Beyond that, the time-limited nature of the poison pill – which expires on September 19, 2023 – further suggests that Nordstrom has, in fact, put the plan in place in direct response to Liverpool’s acquisition. “If nothing happens within the year [that the pill is in place], the pill goes away,” Quinn says, asserting that pill is purely “a defense against a potential acquirer” – Liverpool here – and thus, is “not intended to be there forever.” (In the event that Liverpool goes away in nine months, for example, the pill will disappear on its own after nine months. Or, in the alternative, if Liverpool is still around upon the expiration of the pill, Nordstrom’s board can adopt a new pill.)

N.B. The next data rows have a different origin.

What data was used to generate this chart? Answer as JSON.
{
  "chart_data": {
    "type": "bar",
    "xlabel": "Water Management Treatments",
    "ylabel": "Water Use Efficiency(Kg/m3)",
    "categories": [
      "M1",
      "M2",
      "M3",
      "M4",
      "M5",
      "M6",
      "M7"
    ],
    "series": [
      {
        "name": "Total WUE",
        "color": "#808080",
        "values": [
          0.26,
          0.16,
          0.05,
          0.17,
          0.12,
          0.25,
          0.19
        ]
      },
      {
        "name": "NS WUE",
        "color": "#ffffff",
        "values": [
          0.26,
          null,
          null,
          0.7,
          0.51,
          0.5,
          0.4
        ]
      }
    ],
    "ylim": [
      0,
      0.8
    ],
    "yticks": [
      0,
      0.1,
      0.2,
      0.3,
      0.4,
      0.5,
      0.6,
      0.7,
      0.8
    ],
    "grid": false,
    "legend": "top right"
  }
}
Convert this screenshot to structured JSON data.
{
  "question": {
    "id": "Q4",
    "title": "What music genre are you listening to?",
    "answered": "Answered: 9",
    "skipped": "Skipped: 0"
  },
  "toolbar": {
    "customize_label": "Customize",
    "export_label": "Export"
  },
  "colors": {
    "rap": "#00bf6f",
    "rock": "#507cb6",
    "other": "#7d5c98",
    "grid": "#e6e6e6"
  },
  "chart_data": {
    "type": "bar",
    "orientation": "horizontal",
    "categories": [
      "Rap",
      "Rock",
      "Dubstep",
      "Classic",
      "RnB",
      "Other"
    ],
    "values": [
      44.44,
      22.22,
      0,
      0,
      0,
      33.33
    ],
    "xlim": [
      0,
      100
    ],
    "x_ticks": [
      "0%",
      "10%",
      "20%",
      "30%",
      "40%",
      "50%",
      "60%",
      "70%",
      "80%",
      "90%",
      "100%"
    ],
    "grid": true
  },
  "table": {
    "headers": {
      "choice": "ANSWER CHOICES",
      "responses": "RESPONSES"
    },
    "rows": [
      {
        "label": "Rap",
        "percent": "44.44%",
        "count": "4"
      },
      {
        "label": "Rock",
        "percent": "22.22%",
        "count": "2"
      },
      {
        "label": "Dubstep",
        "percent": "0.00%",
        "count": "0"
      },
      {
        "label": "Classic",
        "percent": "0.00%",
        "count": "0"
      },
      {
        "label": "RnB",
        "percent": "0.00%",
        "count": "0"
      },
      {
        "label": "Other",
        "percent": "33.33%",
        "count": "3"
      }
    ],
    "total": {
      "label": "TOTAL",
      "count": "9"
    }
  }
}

The time-limited nature of the Nordstrom poison pill is noteworthy, as it seems to fall in line with a larger trend in corporate governance. Institutional investors and advisory firms do not like it when companies “just have poison pills in place,” according to Quinn, as “absent any other information, pills generally signal that a company is not for sale and even if someone were to come along with a high bid, the board might say no.” As such, this has led to a rise in limited “good governance” pills that expire.

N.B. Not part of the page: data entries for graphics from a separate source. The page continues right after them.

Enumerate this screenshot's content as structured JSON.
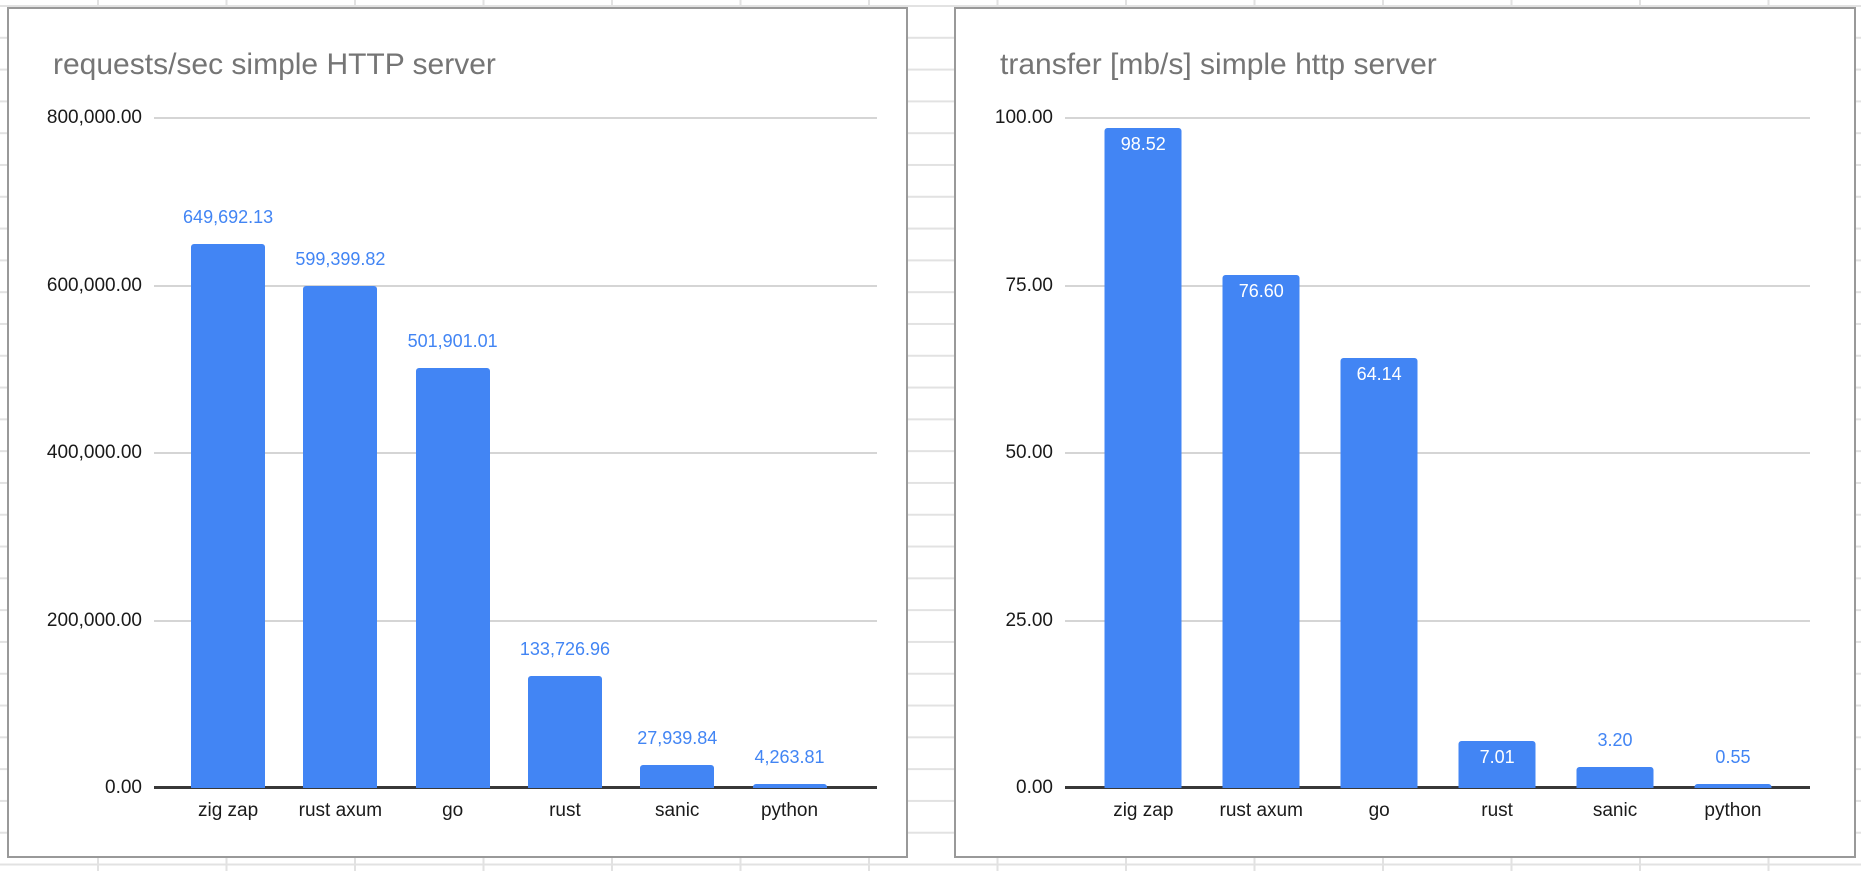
{
  "colors": {
    "bar": "#4285f4",
    "data_label_outside": "#4285f4",
    "data_label_inside": "#ffffff",
    "title": "#757575",
    "axis_text": "#1a1a1a",
    "gridline": "#d5d5d5",
    "baseline": "#383838",
    "card_border": "#999999",
    "sheet_gridline": "#e2e2e2"
  },
  "chart_data": [
    {
      "type": "bar",
      "title": "requests/sec simple HTTP server",
      "categories": [
        "zig zap",
        "rust axum",
        "go",
        "rust",
        "sanic",
        "python"
      ],
      "values": [
        649692.13,
        599399.82,
        501901.01,
        133726.96,
        27939.84,
        4263.81
      ],
      "value_labels": [
        "649,692.13",
        "599,399.82",
        "501,901.01",
        "133,726.96",
        "27,939.84",
        "4,263.81"
      ],
      "value_label_placement": [
        "above",
        "above",
        "above",
        "above",
        "above",
        "above"
      ],
      "xlabel": "",
      "ylabel": "",
      "ylim": [
        0,
        800000
      ],
      "y_tick_labels": [
        "800,000.00",
        "600,000.00",
        "400,000.00",
        "200,000.00",
        "0.00"
      ],
      "y_tick_values": [
        800000,
        600000,
        400000,
        200000,
        0
      ],
      "grid": true,
      "legend": "none"
    },
    {
      "type": "bar",
      "title": "transfer [mb/s] simple http server",
      "categories": [
        "zig zap",
        "rust axum",
        "go",
        "rust",
        "sanic",
        "python"
      ],
      "values": [
        98.52,
        76.6,
        64.14,
        7.01,
        3.2,
        0.55
      ],
      "value_labels": [
        "98.52",
        "76.60",
        "64.14",
        "7.01",
        "3.20",
        "0.55"
      ],
      "value_label_placement": [
        "inside",
        "inside",
        "inside",
        "inside",
        "above",
        "above"
      ],
      "xlabel": "",
      "ylabel": "",
      "ylim": [
        0,
        100
      ],
      "y_tick_labels": [
        "100.00",
        "75.00",
        "50.00",
        "25.00",
        "0.00"
      ],
      "y_tick_values": [
        100,
        75,
        50,
        25,
        0
      ],
      "grid": true,
      "legend": "none"
    }
  ]
}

Against this background, the time limit put on the pill by Nordstrom almost certainly serves as “a message from the board to the company’s biggest institutional investors” that this is purely in response to a specific threat, per Quinn – and not a more general attempt to lock Nordstrom into the status quo on the ownership/operations front.

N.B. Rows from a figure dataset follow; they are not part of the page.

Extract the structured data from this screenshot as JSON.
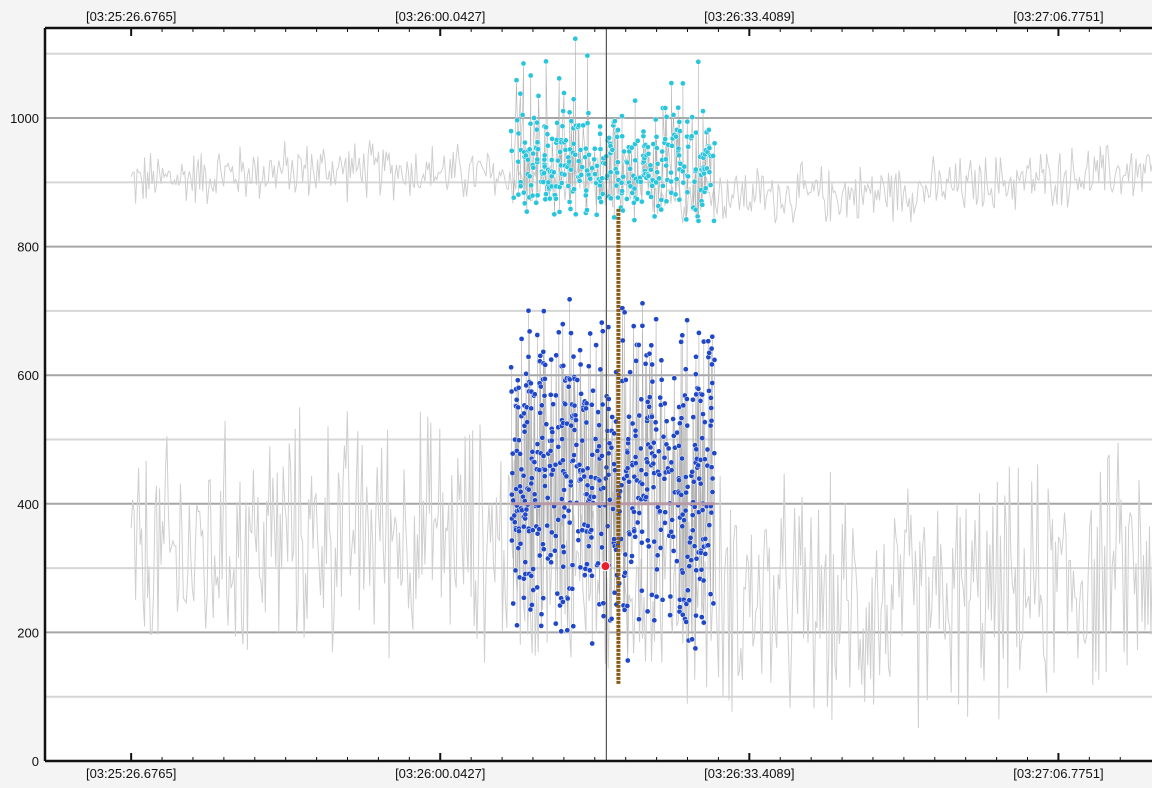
{
  "chart_data": {
    "type": "scatter",
    "title": "",
    "xlabel": "",
    "ylabel": "",
    "x_ticks": [
      "[03:25:26.6765]",
      "[03:26:00.0427]",
      "[03:26:33.4089]",
      "[03:27:06.7751]"
    ],
    "x_tick_seconds": [
      0,
      33.3662,
      66.7324,
      100.0986
    ],
    "xlim_seconds": [
      -9.3,
      110.2
    ],
    "y_ticks": [
      0,
      200,
      400,
      600,
      800,
      1000
    ],
    "ylim": [
      0,
      1140
    ],
    "grid": true,
    "legend": "none",
    "cursor_x_seconds": 51.3,
    "colors": {
      "background": "#f4f4f4",
      "plot_background": "#ffffff",
      "grid_major": "#a6a6a6",
      "grid_minor": "#d6d6d6",
      "trace": "#cfcfcf",
      "upper_points": "#29c5dc",
      "lower_points": "#1f47c8",
      "vertical_bar": "#8a5a14",
      "horizontal_band": "#b89aa6",
      "highlight_point": "#e8202a",
      "cursor": "#555555"
    },
    "series": [
      {
        "role": "upper-background-trace",
        "x_range_seconds": [
          0,
          112.5
        ],
        "baseline": 900,
        "amplitude": 40,
        "samples": 700
      },
      {
        "role": "lower-background-trace",
        "x_range_seconds": [
          0,
          112.5
        ],
        "baseline": 300,
        "amplitude": 160,
        "samples": 700
      },
      {
        "role": "upper-highlighted-points",
        "x_range_seconds": [
          41,
          63
        ],
        "y_center": 930,
        "y_min": 840,
        "y_max": 1140,
        "count": 360
      },
      {
        "role": "lower-highlighted-points",
        "x_range_seconds": [
          41,
          63
        ],
        "y_min": 120,
        "y_max": 760,
        "count": 620
      }
    ],
    "vertical_bar": {
      "x_seconds": 52.6,
      "y_range": [
        120,
        860
      ]
    },
    "horizontal_band": {
      "x_range_seconds": [
        41,
        63
      ],
      "y": 400
    },
    "highlight_point": {
      "x_seconds": 51.2,
      "y": 303
    }
  }
}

Finally, the nature of Liverpool’s filing with the U.S. Securities and Exchange Commission and Nordstrom’s response are worthy of note, with Liverpool filing a Schedule 13G form (as opposed to a Schedule 13D) just days before Nordstrom put its poison pill into place. Used to report a party’s ownership of stock that exceeds 5 percent of a company’s total stock issue, the 13G is interesting here, as it means that Liverpool is characterizing itself as a “passive investor” and disclaiming any present intent to control the company – as opposed to a party with some intent to control or influence the management of the business (such as seeking a board seat), the latter of which would call for a 13D filing.
Liverpool may be calling itself a passive investor in its filing (which could certainly change and result in an amended filing) and saying that its acquisition of a sizable block of Nordstrom stock comes in furtherance of an effort to “diversify its geographic foothold.” By putting a poison pill in place, Nordstrom is seemingly signaling that it does not believe Liverpool – and potentially for good reason. The types of parties that typically filed 13Gs are large institutional investors that have no interest in taking control of the underlying companies despite the volumes of stock they acquire. Liverpool stands out in that sense, as it is ”not an average passive investor,” just as Musk, who initially filed a 13G in connection with his stake in Twitter, is not a passive investor.
Given Liverpool’s status as an operating business in the department store industry, Nordstrom is likely right to question its current “passive investor” claim and put a plan into place in order to ensure that it cannot enact a takeover without Nordstrom’s board being able to negotiate an attractive deal for its shareholders.